What is the NTHL1 Gene?

The NTHL1 Gene (NTH Like DNA Glycosylase 1) is a gene in humans that provides instructions for making an enzyme called NTHL1 protein. This protein belongs to a family of enzymes known as DNA glycosylases. Its primary role is to initiate a critical DNA repair pathway called base excision repair (BER). This pathway is fundamental for correcting various types of DNA damage that occur spontaneously or due to environmental factors, thereby safeguarding the integrity of the genome. Without proper function of the NTHL1 gene, damaged DNA bases can persist, leading to an accumulation of mutations and potentially contributing to disease development.

NTHL1 Gene Function and Cellular Role

The core NTHL1 gene function revolves around its activity as a DNA glycosylase. Specifically, the NTHL1 enzyme recognizes and removes oxidized pyrimidine bases, such as thymine glycol and 5-hydroxycytosine, from the DNA helix. These damaged bases can arise from oxidative stress and, if left unrepaired, can lead to mispairing during DNA replication, ultimately causing permanent mutations. The NTHL1 enzyme acts as the first line of defense in the base excision repair (BER) pathway. Once the damaged base is removed, it creates an apurinic/apyrimidinic (AP) site, which is then processed by other enzymes in the BER pathway to restore the correct DNA sequence. This multi-step process ensures that the genetic code remains accurate and stable across cell divisions.

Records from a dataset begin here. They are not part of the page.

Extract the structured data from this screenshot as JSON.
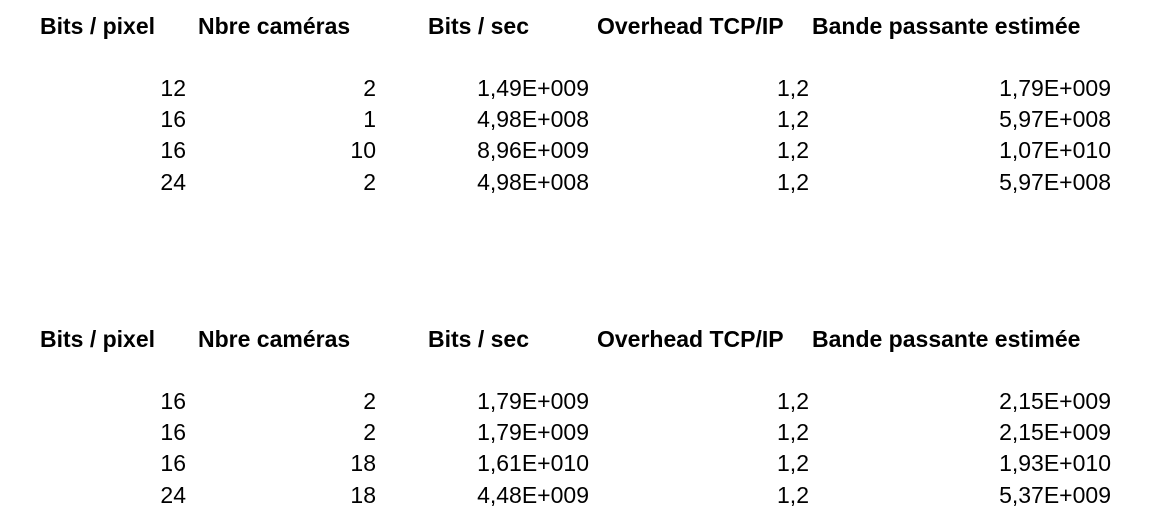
{
  "tables": [
    {
      "headers": [
        "Bits / pixel",
        "Nbre caméras",
        "Bits / sec",
        "Overhead TCP/IP",
        "Bande passante estimée"
      ],
      "rows": [
        [
          "12",
          "2",
          "1,49E+009",
          "1,2",
          "1,79E+009"
        ],
        [
          "16",
          "1",
          "4,98E+008",
          "1,2",
          "5,97E+008"
        ],
        [
          "16",
          "10",
          "8,96E+009",
          "1,2",
          "1,07E+010"
        ],
        [
          "24",
          "2",
          "4,98E+008",
          "1,2",
          "5,97E+008"
        ]
      ]
    },
    {
      "headers": [
        "Bits / pixel",
        "Nbre caméras",
        "Bits / sec",
        "Overhead TCP/IP",
        "Bande passante estimée"
      ],
      "rows": [
        [
          "16",
          "2",
          "1,79E+009",
          "1,2",
          "2,15E+009"
        ],
        [
          "16",
          "2",
          "1,79E+009",
          "1,2",
          "2,15E+009"
        ],
        [
          "16",
          "18",
          "1,61E+010",
          "1,2",
          "1,93E+010"
        ],
        [
          "24",
          "18",
          "4,48E+009",
          "1,2",
          "5,37E+009"
        ]
      ]
    }
  ]
}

The cellular role of NTHL1 is therefore critical for preventing genomic instability and protecting against the development of various diseases, including cancer. Its continuous activity is essential for maintaining the fidelity of DNA replication and transcription. Here are the key steps in the base excision repair pathway initiated by NTHL1:

• Damage Recognition: NTHL1 identifies and binds to specific damaged bases (e.g., oxidized pyrimidines).
• Base Removal: The enzyme cleaves the N-glycosidic bond, excising the damaged base and creating an AP site.
• AP Site Processing: AP endonuclease (APE1) then cleaves the DNA backbone at the AP site.
• Gap Filling: DNA polymerase fills the gap with the correct nucleotide.
• Ligation: DNA ligase seals the remaining nick in the DNA strand.

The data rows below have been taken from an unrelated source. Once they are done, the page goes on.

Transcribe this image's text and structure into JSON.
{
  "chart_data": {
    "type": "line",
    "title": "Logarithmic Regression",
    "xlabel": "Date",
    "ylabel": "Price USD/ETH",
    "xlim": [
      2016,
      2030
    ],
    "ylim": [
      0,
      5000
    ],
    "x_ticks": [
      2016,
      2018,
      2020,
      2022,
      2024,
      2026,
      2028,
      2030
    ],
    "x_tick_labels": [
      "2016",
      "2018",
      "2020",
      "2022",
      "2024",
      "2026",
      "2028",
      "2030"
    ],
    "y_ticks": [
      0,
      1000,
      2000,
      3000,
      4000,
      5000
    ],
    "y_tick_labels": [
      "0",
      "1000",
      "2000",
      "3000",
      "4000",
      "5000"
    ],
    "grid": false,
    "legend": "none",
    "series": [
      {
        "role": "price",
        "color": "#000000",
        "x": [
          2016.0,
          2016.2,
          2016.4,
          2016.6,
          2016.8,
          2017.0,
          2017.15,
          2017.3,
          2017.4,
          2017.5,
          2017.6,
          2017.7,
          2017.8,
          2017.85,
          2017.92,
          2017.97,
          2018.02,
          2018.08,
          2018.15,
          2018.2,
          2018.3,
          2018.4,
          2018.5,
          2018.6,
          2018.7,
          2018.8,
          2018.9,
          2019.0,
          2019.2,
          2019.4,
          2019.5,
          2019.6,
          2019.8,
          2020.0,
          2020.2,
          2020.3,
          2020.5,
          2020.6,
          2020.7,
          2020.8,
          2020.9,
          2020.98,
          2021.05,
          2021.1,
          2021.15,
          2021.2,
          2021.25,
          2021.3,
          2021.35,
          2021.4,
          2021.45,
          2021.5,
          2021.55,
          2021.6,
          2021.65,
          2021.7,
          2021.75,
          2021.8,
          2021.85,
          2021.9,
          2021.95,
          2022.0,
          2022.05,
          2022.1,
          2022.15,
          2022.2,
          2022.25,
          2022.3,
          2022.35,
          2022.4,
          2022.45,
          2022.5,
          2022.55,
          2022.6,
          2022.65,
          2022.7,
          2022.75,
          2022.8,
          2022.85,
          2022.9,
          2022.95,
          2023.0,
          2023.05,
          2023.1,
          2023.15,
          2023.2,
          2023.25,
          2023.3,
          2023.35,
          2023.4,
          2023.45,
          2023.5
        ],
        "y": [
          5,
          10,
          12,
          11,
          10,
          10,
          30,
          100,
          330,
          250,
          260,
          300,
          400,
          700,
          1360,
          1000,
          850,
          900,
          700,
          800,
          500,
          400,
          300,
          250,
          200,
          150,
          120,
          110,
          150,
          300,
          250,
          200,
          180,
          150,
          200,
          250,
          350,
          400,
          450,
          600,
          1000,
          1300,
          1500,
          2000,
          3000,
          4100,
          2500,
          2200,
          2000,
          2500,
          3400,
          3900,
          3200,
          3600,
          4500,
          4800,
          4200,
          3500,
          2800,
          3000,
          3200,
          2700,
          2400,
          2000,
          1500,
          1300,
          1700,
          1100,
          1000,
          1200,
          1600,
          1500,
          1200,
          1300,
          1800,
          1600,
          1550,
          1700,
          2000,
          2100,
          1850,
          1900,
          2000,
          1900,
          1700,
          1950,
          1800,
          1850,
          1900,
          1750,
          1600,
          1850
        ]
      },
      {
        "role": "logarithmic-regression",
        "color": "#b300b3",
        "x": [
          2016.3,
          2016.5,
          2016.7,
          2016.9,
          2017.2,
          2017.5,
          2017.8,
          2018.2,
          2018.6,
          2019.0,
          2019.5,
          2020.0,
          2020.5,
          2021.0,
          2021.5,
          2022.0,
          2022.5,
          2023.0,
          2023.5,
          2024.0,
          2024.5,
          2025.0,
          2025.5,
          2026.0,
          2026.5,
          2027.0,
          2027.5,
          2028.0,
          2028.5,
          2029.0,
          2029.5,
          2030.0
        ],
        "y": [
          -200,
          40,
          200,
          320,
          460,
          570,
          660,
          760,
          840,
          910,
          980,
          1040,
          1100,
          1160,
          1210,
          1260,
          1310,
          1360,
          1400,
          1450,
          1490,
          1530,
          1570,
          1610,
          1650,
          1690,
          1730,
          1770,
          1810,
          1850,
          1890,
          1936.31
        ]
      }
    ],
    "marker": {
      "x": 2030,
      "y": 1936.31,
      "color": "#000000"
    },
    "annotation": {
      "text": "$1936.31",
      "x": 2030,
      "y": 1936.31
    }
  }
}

NTHL1 Gene Mutations and Associated Conditions

Mutations in the NTHL1 gene can have significant consequences, primarily by impairing the cell’s ability to repair damaged DNA. The most well-documented of the NTHL1 gene mutation effects is an increased susceptibility to certain types of cancer, particularly colorectal cancer. Individuals who inherit two mutated copies of the NTHL1 gene (one from each parent) are at a significantly elevated risk of developing a condition known as NTHL1-associated polyposis (NAP). This condition is characterized by the development of numerous polyps in the colon and rectum, which can progress to colorectal cancer if not detected and removed.

Beyond colorectal polyps and cancer, research indicates that NTHL1 deficiency may also be associated with an increased risk of other malignancies, including duodenal adenomas, gastric polyps, and potentially certain skin cancers. The spectrum of NTHL1 gene related conditions highlights the broad importance of this gene in maintaining overall genomic health. For instance, studies have shown that individuals with biallelic NTHL1 mutations have a substantially higher lifetime risk of developing colorectal cancer, with estimates suggesting a risk exceeding 80% by age 70, though specific population prevalence varies (Source: National Institutes of Health, Genetic and Rare Diseases Information Center). Genetic testing is available to identify NTHL1 mutations, allowing for early intervention and personalized surveillance strategies, such as more frequent colonoscopies, to manage the risks associated with NAP effectively.